Gün içinde bir yandan işlerimi yaparken bir yandan da durmaksızın ağlayan kedi yavrusuna kayıyordu dikkatim. Birkaç kez yerini bulurum diye balkona çıkıp çevreyi dikkatlice izledim. Yalvararak ağlıyor ama nerede olduğu belli değil. Ana caddeyi ortasından bölen yeşil alandaki mazgallardan birine yoğunlaştım. Ses bazen artarak bazen zayıflayarak yayılıyordu sanki bu delikten. Telefonum, anahtarım, yavru kediyi koyabileceğim bir kutu ve ellerimi korumak için eski bir tişört alıp caddeye indim. Caddeyi ortasından bölen yeşil alana geçtim ve gelen arabalara da dikkat ederek yağmur suyu giderine doğru eğildim. Mazgalın, kaldırımın yan yüzüne dik olarak yapılmış girişinde demir ızgara yok, üzeri de beton kapaklarla örtülmüş. Sanırım buradan girmiş. Ufacık, gri bir yavru kedi. Hem korkmuş, hem de yorgunluktan bitmiş halde beton kapakların dibinde ağlıyordu. Başımı kaldırıp yattığım yerden doğruldum ve sağ elime tişörtü sardım. O sırada iki genç kız ve köpeğini gezdiren bir delikanlı da kurtarma ekibine dahil oldular. Önce genç adamın yardımıyla beton kapakları yerinden kaydırdık sonra ben tişörtlü elimle yavru kediyi aldım biraz sevdim ve kutuya koydum. Tam, annesi nerde acaba, nereye götürsek sorularını yanıtlarken, bir anda caddenin karşısından yükselen bağırış ve naralarla kesildi konuşmamız.

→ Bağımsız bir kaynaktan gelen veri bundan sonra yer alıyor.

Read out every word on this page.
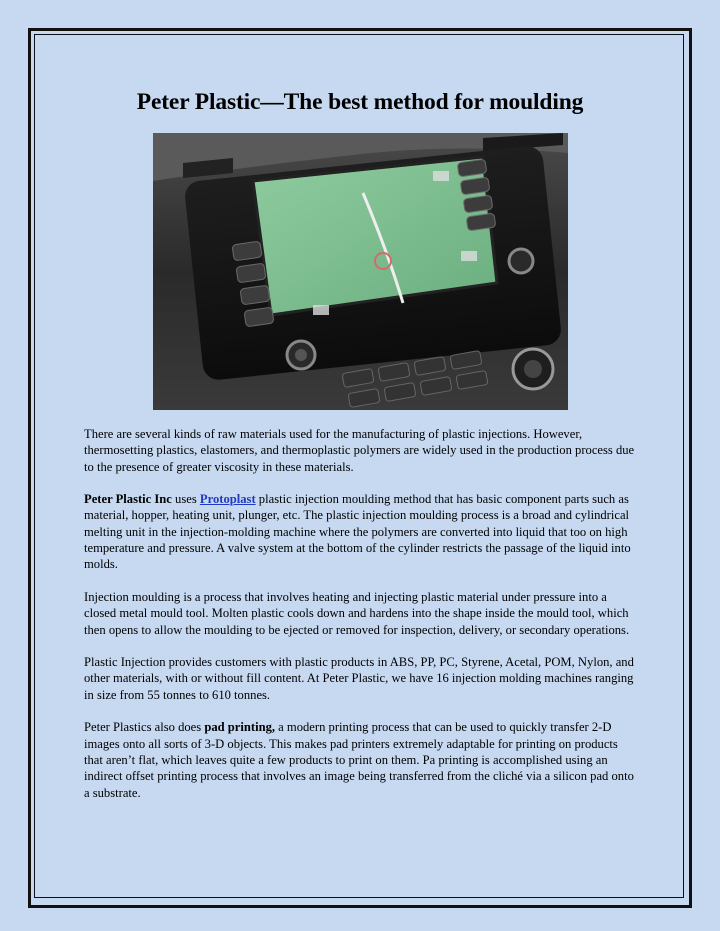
Peter Plastic—The best method for moulding

There are several kinds of raw materials used for the manufacturing of plastic injections. However, thermosetting plastics, elastomers, and thermoplastic polymers are widely used in the production process due to the presence of greater viscosity in these materials.

Peter Plastic Inc uses Protoplast plastic injection moulding method that has basic component parts such as material, hopper, heating unit, plunger, etc. The plastic injection moulding process is a broad and cylindrical melting unit in the injection-molding machine where the polymers are converted into liquid that too on high temperature and pressure. A valve system at the bottom of the cylinder restricts the passage of the liquid into molds.

Injection moulding is a process that involves heating and injecting plastic material under pressure into a closed metal mould tool. Molten plastic cools down and hardens into the shape inside the mould tool, which then opens to allow the moulding to be ejected or removed for inspection, delivery, or secondary operations.

Plastic Injection provides customers with plastic products in ABS, PP, PC, Styrene, Acetal, POM, Nylon, and other materials, with or without fill content. At Peter Plastic, we have 16 injection molding machines ranging in size from 55 tonnes to 610 tonnes.

Peter Plastics also does pad printing, a modern printing process that can be used to quickly transfer 2-D images onto all sorts of 3-D objects. This makes pad printers extremely adaptable for printing on products that aren’t flat, which leaves quite a few products to print on them. Pa printing is accomplished using an indirect offset printing process that involves an image being transferred from the cliché via a silicon pad onto a substrate.
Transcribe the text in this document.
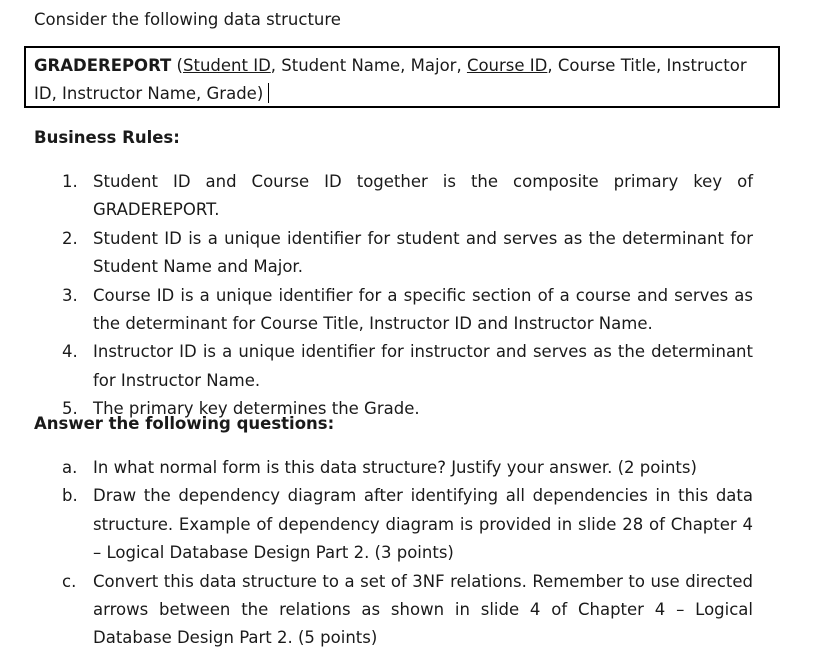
Consider the following data structure
GRADEREPORT (Student ID, Student Name, Major, Course ID, Course Title, Instructor ID, Instructor Name, Grade)
Business Rules:
1. Student ID and Course ID together is the composite primary key of GRADEREPORT.
2. Student ID is a unique identifier for student and serves as the determinant for Student Name and Major.
3. Course ID is a unique identifier for a specific section of a course and serves as the determinant for Course Title, Instructor ID and Instructor Name.
4. Instructor ID is a unique identifier for instructor and serves as the determinant for Instructor Name.
5. The primary key determines the Grade.
Answer the following questions:
a. In what normal form is this data structure? Justify your answer. (2 points)
b. Draw the dependency diagram after identifying all dependencies in this data structure. Example of dependency diagram is provided in slide 28 of Chapter 4 – Logical Database Design Part 2. (3 points)
c. Convert this data structure to a set of 3NF relations. Remember to use directed arrows between the relations as shown in slide 4 of Chapter 4 – Logical Database Design Part 2. (5 points)
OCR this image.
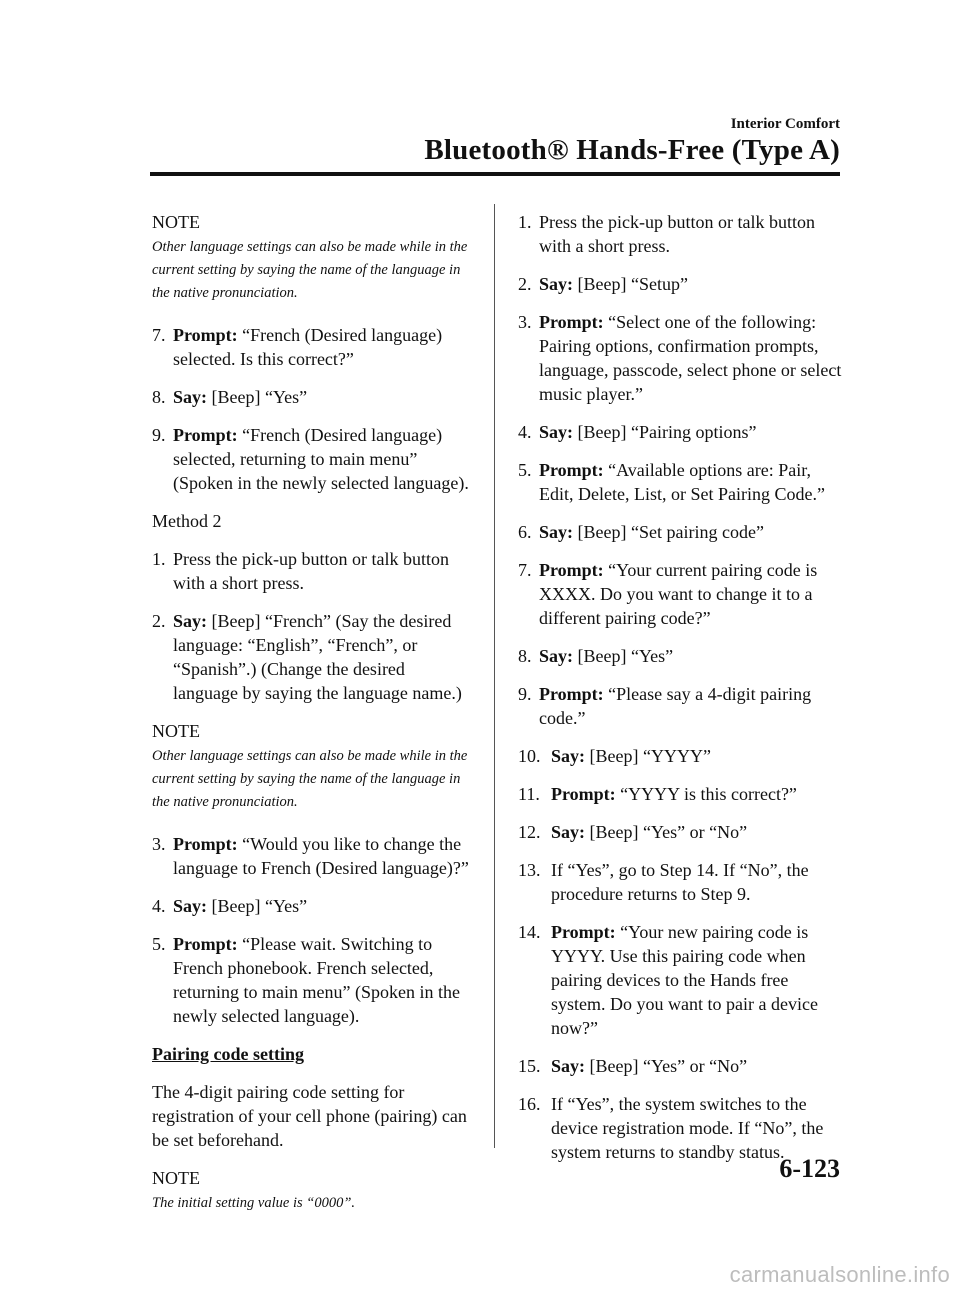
Interior Comfort
Bluetooth® Hands-Free (Type A)

NOTE

Other language settings can also be made while in the current setting by saying the name of the language in the native pronunciation.

7. Prompt: “French (Desired language) selected. Is this correct?”
8. Say: [Beep] “Yes”
9. Prompt: “French (Desired language) selected, returning to main menu” (Spoken in the newly selected language).

Method 2

1. Press the pick-up button or talk button with a short press.
2. Say: [Beep] “French” (Say the desired language: “English”, “French”, or “Spanish”.) (Change the desired language by saying the language name.)

NOTE

Other language settings can also be made while in the current setting by saying the name of the language in the native pronunciation.

3. Prompt: “Would you like to change the language to French (Desired language)?”
4. Say: [Beep] “Yes”
5. Prompt: “Please wait. Switching to French phonebook. French selected, returning to main menu” (Spoken in the newly selected language).

Pairing code setting

The 4-digit pairing code setting for registration of your cell phone (pairing) can be set beforehand.

NOTE

The initial setting value is “0000”.

1. Press the pick-up button or talk button with a short press.
2. Say: [Beep] “Setup”
3. Prompt: “Select one of the following: Pairing options, confirmation prompts, language, passcode, select phone or select music player.”
4. Say: [Beep] “Pairing options”
5. Prompt: “Available options are: Pair, Edit, Delete, List, or Set Pairing Code.”
6. Say: [Beep] “Set pairing code”
7. Prompt: “Your current pairing code is XXXX. Do you want to change it to a different pairing code?”
8. Say: [Beep] “Yes”
9. Prompt: “Please say a 4-digit pairing code.”
10. Say: [Beep] “YYYY”
11. Prompt: “YYYY is this correct?”
12. Say: [Beep] “Yes” or “No”
13. If “Yes”, go to Step 14. If “No”, the procedure returns to Step 9.
14. Prompt: “Your new pairing code is YYYY. Use this pairing code when pairing devices to the Hands free system. Do you want to pair a device now?”
15. Say: [Beep] “Yes” or “No”
16. If “Yes”, the system switches to the device registration mode. If “No”, the system returns to standby status.
6-123
carmanualsonline.info
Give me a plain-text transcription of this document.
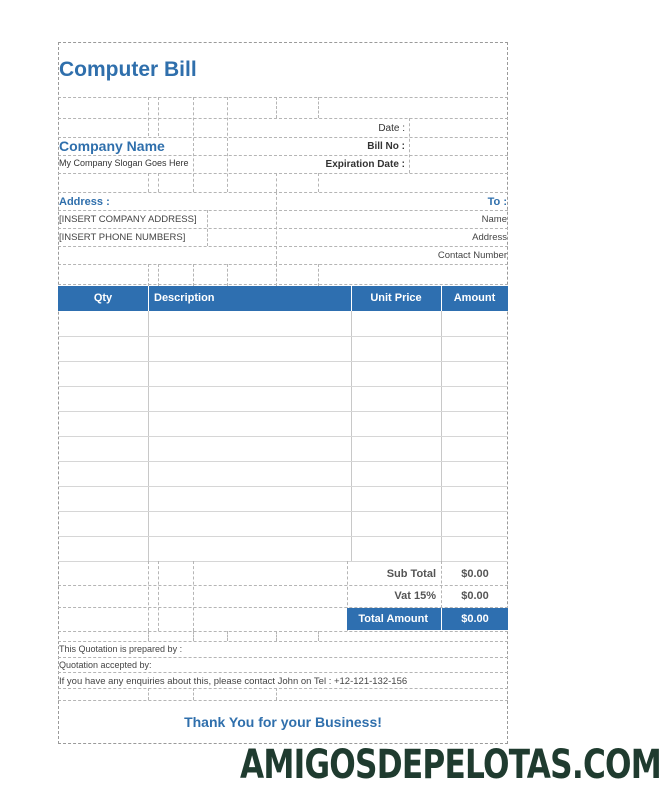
Computer Bill
Company Name
My Company Slogan Goes Here
Date :
Bill No :
Expiration Date :
Address :
[INSERT COMPANY ADDRESS]
[INSERT PHONE NUMBERS]
To :
Name
Address
Contact Number
Qty	Description	Unit Price	Amount
Sub Total	$0.00
Vat 15%	$0.00
Total Amount	$0.00
This Quotation is prepared by :
Quotation accepted by:
If you have any enquiries about this, please contact John on Tel : +12-121-132-156
Thank You for your Business!
AMIGOSDEPELOTAS.COM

Otuzlu yaşlarında görünen bir adam, etrafa tehditler savurup, sallanarak caddenin karşısındaki lokantanın müşterilerini ve sahiplerini korkuttu elindeki kırık bira şişesiyle. Lokantayla bitmemiş bir hesabı var anlaşılan. Bağırışlar, küfürler bitmek bilmiyor. Öteki elinde bir naylon torba var. Üzerinde çiçek desenleri olan, tuhafiyecilerin, kırtasiyecilerin kullandıkları türden. Lokantanın sahipleri ve çalışanlarına ağdalı küfürler ettikten sonra, sanki içtiği ne haltsa yetmiyormuş gibi yan binanın altındaki tekel bayiine doğru seğirtti. Açıkçası ben hala içmeye devam edeceğini düşünürken o daha kararlı bir adım attı. Üzerinde kocaman, kırmızı çiçek resmi basılı olan naylon torbasını bira kasalarının hemen yanına dikkate değer bir özenle yerleştirdi. O anda sahip olduğu tek şeyi, yaklaşan kargaşadan korumak niyetinde olduğu belli. Ortalık sakinleşince bıraktığı yere dönecek ve torbasını alacak. İçindekinin önemli bir şey olduğunu sanmıyorum ama mal canın yongası, vaz geçmeye niyeti yok. Ve bütün sarhoşluğuna karşın yaptığı her şey planlı, yani kanlı bir şiddet göstermekten çok, mağduru oynuyor ama öfkeli mağdur. Biraz sonra polisler gelecek, o da bunu biliyor. Elindeki kırık şişeyi attı ve kasaların en yakınındakinden iki boş bira şişesi aldı, birini diğerine vurarak, ötekini de bir kol uzağındaki apartmanın bahçe duvarında kırdı. Her iki şişeyi de gövdeleri tamamen kırılıp boyunları kalacak şekilde ufalttı. Belli ki bu işte ustalaşmış. Şimdi elinde kısa ama keskin ve aynı zamanda ölümcül sayılabilecek iki silah var. Sarhoş olması bu işteki ustalığını engellemiyor; daha önce kaç kez yaptı kim bilir. Bütün bu hazırlık sürecini az önce başladığı küfürlerle süslemeyi de unutmadı.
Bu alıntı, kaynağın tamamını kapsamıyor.